A fisionomia aparentemente tranquila do ministro Fernando Haddad (Fazenda) nos últimos dias, bem como o tom de voz que busca transparecer normalidade, são inversamente proporcionais às cicatrizes que ainda sangram diante da maior crise política da Fazenda com o Congresso na gestão Lula-3. O combinado internamente no governo é que o ministro se posicione sem declarar guerra especificamente ao presidente da Câmara, Hugo Motta (Republicanos-PB), deixando a porta aberta para uma reaproximação. Mas a postura de que tudo está bem de Haddad esconde uma irritação profunda e ele acaba se traindo em algumas declarações. E a recíproca é verdadeira em relação a Motta.
Na manhã desta terça-feira, 1, a fala da Haddad na portaria do ministério de que aguarda o retorno de uma ligação do presidente da Câmara desde a semana passada, bem com a de que o governo vai manter o diálogo com o Parlamento para entender o que levou o presidente da Câmara a pautar a votação da derrubada do decreto que aumentava o IOF (Imposto sobre Operações Financeiras), foram interpretadas no Congresso como sinal “da arrogância e da soberba” atribuídas ao ministro.

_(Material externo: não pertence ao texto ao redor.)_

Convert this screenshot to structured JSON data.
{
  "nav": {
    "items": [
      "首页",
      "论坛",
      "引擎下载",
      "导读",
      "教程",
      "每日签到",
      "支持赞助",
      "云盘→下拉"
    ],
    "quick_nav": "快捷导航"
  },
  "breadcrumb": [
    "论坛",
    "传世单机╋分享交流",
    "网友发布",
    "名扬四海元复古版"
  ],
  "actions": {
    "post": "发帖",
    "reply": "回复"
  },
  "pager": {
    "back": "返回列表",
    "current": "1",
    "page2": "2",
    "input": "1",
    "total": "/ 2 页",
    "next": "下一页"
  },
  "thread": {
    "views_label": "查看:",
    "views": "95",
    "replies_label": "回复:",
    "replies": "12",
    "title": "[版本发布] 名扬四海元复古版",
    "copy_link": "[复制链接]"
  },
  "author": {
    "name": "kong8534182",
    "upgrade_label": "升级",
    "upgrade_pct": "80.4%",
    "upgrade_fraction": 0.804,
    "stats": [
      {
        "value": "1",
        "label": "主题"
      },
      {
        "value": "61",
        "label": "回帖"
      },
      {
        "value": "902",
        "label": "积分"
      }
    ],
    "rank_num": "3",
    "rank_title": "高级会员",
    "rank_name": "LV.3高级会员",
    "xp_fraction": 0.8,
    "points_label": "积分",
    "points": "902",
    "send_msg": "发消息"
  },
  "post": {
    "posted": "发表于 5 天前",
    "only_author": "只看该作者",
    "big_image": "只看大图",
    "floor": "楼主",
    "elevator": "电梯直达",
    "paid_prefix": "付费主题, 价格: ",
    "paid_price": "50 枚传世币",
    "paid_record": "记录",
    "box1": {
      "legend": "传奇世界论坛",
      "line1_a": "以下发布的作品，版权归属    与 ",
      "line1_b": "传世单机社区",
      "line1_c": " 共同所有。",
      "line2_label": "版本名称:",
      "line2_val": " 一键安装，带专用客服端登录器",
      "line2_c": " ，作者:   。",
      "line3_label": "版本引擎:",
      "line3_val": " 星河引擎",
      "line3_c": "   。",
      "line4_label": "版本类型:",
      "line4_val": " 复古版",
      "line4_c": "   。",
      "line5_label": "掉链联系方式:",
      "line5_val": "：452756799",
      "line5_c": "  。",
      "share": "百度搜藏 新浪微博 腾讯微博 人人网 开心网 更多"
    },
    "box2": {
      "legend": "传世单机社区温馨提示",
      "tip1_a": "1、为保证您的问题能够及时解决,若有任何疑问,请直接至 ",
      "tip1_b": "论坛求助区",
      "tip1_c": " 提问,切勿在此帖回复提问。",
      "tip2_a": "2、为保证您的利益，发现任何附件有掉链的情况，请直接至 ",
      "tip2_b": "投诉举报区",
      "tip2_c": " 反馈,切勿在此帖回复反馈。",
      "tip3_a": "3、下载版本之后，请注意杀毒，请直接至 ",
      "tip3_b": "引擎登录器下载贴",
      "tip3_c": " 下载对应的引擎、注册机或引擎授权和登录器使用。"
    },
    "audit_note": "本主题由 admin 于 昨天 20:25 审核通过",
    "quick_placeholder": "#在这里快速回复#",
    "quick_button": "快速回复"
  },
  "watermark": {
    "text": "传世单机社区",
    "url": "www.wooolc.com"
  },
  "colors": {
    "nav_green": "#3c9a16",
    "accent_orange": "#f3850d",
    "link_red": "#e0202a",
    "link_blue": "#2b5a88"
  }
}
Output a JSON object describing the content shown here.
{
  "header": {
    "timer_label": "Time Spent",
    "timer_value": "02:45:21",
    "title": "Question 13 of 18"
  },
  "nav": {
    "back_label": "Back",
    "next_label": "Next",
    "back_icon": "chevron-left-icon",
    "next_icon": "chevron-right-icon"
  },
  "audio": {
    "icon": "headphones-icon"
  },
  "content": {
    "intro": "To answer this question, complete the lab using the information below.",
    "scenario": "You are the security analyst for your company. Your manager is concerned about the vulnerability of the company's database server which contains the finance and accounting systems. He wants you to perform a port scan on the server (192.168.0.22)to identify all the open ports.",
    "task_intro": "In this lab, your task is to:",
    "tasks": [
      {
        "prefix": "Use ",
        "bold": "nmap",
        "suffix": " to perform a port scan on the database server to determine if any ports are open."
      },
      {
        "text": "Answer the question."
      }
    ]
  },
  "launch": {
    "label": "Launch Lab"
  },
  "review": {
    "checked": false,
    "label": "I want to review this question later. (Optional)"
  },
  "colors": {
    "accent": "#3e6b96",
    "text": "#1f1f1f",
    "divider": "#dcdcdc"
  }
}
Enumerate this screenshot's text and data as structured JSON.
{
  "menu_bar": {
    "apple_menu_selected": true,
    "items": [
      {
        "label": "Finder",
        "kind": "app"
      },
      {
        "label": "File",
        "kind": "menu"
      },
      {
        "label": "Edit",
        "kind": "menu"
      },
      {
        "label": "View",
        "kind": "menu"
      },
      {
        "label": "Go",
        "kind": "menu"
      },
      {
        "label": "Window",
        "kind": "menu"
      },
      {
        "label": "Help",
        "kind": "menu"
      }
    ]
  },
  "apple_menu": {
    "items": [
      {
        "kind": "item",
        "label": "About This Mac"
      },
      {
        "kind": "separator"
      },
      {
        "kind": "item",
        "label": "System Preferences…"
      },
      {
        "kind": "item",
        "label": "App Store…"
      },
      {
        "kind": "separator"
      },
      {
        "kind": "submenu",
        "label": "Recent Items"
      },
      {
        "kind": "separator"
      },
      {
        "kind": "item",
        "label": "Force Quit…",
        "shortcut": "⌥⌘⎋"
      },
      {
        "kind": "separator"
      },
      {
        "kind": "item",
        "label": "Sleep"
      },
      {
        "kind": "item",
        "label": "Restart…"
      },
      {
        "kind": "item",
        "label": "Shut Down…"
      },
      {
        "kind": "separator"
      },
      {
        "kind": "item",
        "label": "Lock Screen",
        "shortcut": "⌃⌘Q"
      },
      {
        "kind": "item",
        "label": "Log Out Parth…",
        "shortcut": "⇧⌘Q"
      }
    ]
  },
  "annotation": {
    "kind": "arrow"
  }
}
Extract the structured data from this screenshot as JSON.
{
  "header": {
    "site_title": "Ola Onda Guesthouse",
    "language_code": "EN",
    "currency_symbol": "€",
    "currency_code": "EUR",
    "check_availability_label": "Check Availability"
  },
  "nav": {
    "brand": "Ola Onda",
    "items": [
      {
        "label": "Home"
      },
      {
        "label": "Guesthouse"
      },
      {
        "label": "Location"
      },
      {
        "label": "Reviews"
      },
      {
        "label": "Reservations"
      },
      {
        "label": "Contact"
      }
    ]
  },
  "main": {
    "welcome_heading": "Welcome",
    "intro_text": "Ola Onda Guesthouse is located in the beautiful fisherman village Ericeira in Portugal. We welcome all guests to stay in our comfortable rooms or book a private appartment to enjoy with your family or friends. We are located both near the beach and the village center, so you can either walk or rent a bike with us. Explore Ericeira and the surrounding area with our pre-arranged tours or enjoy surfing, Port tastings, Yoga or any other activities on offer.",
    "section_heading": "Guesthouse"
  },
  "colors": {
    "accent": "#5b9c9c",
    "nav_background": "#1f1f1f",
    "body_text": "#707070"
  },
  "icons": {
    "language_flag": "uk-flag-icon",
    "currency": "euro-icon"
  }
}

Para o entorno do deputado Hugo Motta, “ele é presidente de um poder e não tem que ligar e dar satisfações ao ministro Haddad”. Ao contrário, “é Haddad quem deve prestar esclarecimentos ao Congresso”. Além disso, pessoas próximas ao presidente da Câmara insistem que em nenhum momento Motta teria se comprometido em aprovar o mérito das medidas apresentadas na reunião com as lideranças partidárias, de onde Haddad, Motta e o presidente do Senado, Davi Alcolumbre (União-AP) saíram comemorando como “um encontro histórico”.
Agora, aquela celebração é admitida como “um erro” e que, desde então, o ministro da Fazenda teria tentado criar uma narrativa própria, que nunca teria sido combinada: a de que o Congresso aprovaria as medidas como foram colocadas pela equipe econômica.
Estratégias
Acuado e na defensiva, diante da reação do Congresso que impôs ao governo uma derrota, também, histórica, Haddad foi acolhido pelos seus pares. E o governo se uniu em torno de uma reação para tentar reverter o desgaste causado não só ao ministro da Fazenda, mas ao presidente Lula e a toda sua gestão. Motta, por sua vez, desencadeou nos últimos dias uma estratégia de pedir para as lideranças no Congresso também se manifestarem sobre o assunto. E partiu para um evento oficial em Portugal.
Na avaliação de pessoas próximas, será um momento para “dar um tempo na relação” com o governo já que, agora, “não há espaço para conversas”. Haddad, de acordo com pessoas próximas, sabe da necessidade de tentar se reaproximar do Congresso, por mais que ache isso difícil no curto prazo. Ele foi um dos que mais incentivaram a judicialização do embate em torno do IOF. Na volta do recesso legislativo de julho, a equipe econômica terá que negociar com os parlamentares a redução de benefícios tributários, para recompor a arrecadação.
A ideia inicial apresentada aos líderes do Congresso, segundo o ministro, era encaminhar uma PEC (Proposta de Emenda Constitucional). “Houve pedido para preservar benefícios constitucionais”, disse o ministro, ressaltando que os técnicos do ministério estão avaliando como “atender os parlamentares sem ferir a suscetibilidade” de ninguém.